For engineers, this not only saves the time and cost associated with running full-scale simulations, but they can do much of this work directly on their workstation. According to Altair, smaller models can be created and trained directly on a laptop or desktop. 

Larger and more complex models, however, are best handled using HPC or cloud resources, according to the company.

The type of deep learning used to achieve these results relies on the same type of matrix multiplication leveraged, for example, rotating a 3D object in a design program. The highly parallel architecture offered by GPUs can offer the same type of speed improvements in PhysicsAI that users experience when leveraging GPU acceleration for simulation and visualization tasks.

According to benchmark data from Altair and NVIDIA, physicsAI experienced a 14-times speedup on an NVIDIA A100 40GB GPU compared to an 8-core laptop CPU. Using an NVIDIA RTX™ A4000 GPU provided an 8-times speedup for training physicsAI models. In another session, Jonathan Ollar, Product Manager for EDS Products at Altair, noted that while model creation and training can be done using the CPU, the “best performance you get is when you train on GPUs.”

For engineers using professional-grade workstations like Dell Precision tower and desktop models equipped with the latest NVIDIA RTX GPUs, physicsAI provides a way to rapidly evaluate new designs based on past simulations without having to run full-scale simulations, and in many cases without tapping into HPC resources.

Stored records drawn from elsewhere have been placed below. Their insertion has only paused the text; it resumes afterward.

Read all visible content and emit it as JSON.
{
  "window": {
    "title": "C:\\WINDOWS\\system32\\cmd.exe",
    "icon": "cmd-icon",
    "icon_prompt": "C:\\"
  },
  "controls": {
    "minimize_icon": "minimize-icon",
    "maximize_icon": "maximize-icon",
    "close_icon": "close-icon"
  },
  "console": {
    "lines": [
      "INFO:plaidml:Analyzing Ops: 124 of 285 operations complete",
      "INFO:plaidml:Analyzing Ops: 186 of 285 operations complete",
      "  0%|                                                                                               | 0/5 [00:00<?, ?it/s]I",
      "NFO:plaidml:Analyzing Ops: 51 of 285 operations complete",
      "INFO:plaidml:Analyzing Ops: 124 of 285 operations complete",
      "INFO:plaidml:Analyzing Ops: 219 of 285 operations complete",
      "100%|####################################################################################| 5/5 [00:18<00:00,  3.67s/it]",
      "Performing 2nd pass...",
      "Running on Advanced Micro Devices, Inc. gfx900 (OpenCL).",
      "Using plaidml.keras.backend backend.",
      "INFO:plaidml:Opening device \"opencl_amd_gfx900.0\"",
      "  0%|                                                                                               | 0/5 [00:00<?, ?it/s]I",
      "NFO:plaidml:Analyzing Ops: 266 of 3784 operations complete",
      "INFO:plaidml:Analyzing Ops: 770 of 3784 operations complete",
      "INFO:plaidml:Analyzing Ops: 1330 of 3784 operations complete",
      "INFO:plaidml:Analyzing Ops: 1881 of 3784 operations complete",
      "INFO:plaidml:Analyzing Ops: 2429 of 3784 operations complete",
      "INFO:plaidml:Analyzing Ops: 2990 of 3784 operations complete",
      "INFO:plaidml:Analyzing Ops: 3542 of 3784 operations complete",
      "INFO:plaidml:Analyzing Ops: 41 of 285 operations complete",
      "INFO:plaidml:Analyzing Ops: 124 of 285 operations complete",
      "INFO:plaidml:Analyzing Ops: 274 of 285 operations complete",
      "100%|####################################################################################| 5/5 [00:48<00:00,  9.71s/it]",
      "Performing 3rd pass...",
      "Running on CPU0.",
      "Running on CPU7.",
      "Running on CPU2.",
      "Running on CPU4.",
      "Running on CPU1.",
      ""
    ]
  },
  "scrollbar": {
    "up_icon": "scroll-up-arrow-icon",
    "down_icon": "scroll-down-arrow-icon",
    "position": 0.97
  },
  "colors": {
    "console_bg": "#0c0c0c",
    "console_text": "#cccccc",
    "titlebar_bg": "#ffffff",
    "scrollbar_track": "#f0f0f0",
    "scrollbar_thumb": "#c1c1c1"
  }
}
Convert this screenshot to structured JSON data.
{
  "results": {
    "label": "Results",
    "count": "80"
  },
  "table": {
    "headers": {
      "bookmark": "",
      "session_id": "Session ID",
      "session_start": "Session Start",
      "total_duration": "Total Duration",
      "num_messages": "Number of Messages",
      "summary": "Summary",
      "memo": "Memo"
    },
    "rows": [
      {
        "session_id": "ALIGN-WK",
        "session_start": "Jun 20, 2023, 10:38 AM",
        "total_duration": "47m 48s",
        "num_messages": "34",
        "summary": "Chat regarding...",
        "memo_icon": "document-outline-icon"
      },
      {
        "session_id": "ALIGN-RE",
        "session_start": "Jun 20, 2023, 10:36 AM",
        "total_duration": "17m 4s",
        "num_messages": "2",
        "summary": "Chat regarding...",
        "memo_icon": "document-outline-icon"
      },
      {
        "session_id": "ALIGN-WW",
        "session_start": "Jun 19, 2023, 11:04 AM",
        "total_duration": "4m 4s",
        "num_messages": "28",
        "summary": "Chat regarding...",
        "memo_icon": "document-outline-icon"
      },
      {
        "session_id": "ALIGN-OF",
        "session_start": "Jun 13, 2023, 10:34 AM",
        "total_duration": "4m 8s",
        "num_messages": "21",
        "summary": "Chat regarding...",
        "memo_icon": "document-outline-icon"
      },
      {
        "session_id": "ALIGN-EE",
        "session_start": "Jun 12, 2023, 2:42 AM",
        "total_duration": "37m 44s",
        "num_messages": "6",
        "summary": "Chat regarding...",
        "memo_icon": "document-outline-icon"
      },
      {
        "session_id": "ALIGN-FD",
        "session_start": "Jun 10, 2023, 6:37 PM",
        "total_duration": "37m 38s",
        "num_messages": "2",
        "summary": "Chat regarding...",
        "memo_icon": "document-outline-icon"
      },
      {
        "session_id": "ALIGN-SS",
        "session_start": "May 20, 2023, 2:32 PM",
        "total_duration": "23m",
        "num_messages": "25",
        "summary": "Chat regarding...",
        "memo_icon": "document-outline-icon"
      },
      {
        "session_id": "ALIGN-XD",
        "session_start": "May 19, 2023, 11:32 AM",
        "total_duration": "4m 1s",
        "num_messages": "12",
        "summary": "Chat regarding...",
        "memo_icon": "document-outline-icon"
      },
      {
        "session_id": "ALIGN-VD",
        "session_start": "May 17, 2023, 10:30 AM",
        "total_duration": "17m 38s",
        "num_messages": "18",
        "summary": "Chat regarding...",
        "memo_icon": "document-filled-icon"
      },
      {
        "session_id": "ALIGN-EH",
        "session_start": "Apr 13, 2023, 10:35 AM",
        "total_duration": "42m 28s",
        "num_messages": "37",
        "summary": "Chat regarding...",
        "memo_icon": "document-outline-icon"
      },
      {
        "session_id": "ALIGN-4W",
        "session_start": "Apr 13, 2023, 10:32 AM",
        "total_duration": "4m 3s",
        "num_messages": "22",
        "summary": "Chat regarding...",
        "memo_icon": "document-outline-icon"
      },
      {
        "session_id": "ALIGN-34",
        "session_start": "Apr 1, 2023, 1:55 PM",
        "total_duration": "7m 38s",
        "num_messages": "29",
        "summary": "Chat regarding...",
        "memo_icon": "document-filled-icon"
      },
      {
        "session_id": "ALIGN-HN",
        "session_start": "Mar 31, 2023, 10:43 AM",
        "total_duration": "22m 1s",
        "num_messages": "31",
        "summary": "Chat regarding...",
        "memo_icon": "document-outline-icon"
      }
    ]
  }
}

According to Ollar, Altair rolled out updates for the physicsAI product in April that included reducing its memory footprint, adding support for both 1D and 3D elements, and providing tools to increase prediction confidence. The company also strengthened the connection of physicsAI for Altair HyperStudy, and has been testing the solution for integration within Altair Inspire and the AltairOne cloud platform.

According to Altair, non-linear dynamic simulations like full vehicle crash are challenging applications, nevertheless Altair is working on such use cases with customers.